T.A. no sabe dónde están exactamente. Está claro que atascados en el tráfico. No es nada predecible.
—T.A. tiene que seguir su camino —anuncia.
No hay reacción durante un instante; luego el informático se reclina en la silla, mira a través del visor sin prestar atención a la imagen en 3D, echándole un buen vistazo a la pared.
—Ya —dice.
Rápido como una mangosta, el hombre del ojo de cristal se adelanta, saca la caja de aluminio del cilindro criogénico y se la lanza a T.A. Entretanto, uno de los mafiosos desocupados está abriendo la puerta del camión, ofreciéndoles una hermosa vista de un atasco en el bulevar.
—Otra cosa —dice el hombre del ojo de cristal, y mete un sobre en uno de los numerosos bolsillos de T.A.
—¿Qué es? —pregunta ésta.
—No te preocupes —dice él, levantando las manos como para protegerse—, una tontería. Ahora, en marcha.
Le hace un gesto al tipo que sostiene el patín. El tío resulta ser bastante guay, porque simplemente lo tira. El patín cae entre ellos en un mal ángulo, pero las púas han visto llegar el suelo de sobra, han calculado todos los ángulos, se han extendido y flexionado como las piernas y los pies de un jugador de baloncesto cuando tocan tierra tras un mate espectacular. La plancha cae sobre sus patas, se inclina a un lado y luego a otro, como recuperando el equilibrio, y por fin se dirige a T.A. y se detiene a su lado.
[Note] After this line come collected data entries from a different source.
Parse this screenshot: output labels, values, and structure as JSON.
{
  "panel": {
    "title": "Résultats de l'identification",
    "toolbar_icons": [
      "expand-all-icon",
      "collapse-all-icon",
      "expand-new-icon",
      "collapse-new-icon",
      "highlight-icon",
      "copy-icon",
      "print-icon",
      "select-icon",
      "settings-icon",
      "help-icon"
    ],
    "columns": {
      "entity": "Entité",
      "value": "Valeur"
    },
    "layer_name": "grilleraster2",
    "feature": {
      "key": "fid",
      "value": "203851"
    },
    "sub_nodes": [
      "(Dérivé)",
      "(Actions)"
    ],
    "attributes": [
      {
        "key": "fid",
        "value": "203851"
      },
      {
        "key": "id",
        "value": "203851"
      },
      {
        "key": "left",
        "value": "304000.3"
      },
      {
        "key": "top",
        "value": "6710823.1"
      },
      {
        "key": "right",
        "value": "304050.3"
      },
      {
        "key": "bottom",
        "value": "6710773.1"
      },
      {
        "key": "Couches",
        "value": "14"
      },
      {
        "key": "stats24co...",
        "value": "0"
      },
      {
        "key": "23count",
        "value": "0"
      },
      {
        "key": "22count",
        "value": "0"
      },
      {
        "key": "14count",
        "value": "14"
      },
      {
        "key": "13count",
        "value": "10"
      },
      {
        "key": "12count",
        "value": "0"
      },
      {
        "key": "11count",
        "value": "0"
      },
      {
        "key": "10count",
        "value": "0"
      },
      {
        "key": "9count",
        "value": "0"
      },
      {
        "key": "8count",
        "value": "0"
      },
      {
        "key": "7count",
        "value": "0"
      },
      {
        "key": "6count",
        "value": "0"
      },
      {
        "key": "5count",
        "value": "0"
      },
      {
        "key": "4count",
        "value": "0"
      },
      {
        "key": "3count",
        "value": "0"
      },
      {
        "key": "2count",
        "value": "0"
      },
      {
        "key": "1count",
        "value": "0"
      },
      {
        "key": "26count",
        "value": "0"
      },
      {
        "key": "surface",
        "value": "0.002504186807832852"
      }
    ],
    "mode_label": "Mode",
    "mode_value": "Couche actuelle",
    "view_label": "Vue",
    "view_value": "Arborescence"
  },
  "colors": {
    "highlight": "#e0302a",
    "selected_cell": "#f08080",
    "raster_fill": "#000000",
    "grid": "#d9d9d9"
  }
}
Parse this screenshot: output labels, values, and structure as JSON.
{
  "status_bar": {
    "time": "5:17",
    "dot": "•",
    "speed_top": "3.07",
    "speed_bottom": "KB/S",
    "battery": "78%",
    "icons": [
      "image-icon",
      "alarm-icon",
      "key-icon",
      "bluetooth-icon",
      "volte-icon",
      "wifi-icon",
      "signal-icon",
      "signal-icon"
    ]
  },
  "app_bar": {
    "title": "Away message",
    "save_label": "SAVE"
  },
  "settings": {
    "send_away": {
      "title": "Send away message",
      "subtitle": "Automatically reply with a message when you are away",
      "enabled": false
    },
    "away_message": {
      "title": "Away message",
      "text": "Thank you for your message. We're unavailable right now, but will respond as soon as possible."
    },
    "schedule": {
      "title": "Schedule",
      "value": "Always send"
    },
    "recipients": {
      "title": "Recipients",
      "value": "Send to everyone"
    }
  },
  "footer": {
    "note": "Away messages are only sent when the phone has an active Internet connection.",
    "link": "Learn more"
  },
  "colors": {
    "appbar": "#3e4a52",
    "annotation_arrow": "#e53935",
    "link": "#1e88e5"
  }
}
Se sube en ella, da unas cuantas patadas y vuela por la puerta trasera del remolque, sobre el capó de un Pontiac que los seguía demasiado de cerca. Su parabrisas es una superficie estupenda para girar, y para cuando toca el asfalto ha logrado invertir su dirección limpiamente. El conductor del Pontiac toca el claxon con gran indignación, pero no puede perseguirla porque el tráfico está totalmente detenido. T.A. es lo único en kilómetros a la redonda con capacidad de movimiento. Para eso se inventaron los korreos, a fin de cuentas.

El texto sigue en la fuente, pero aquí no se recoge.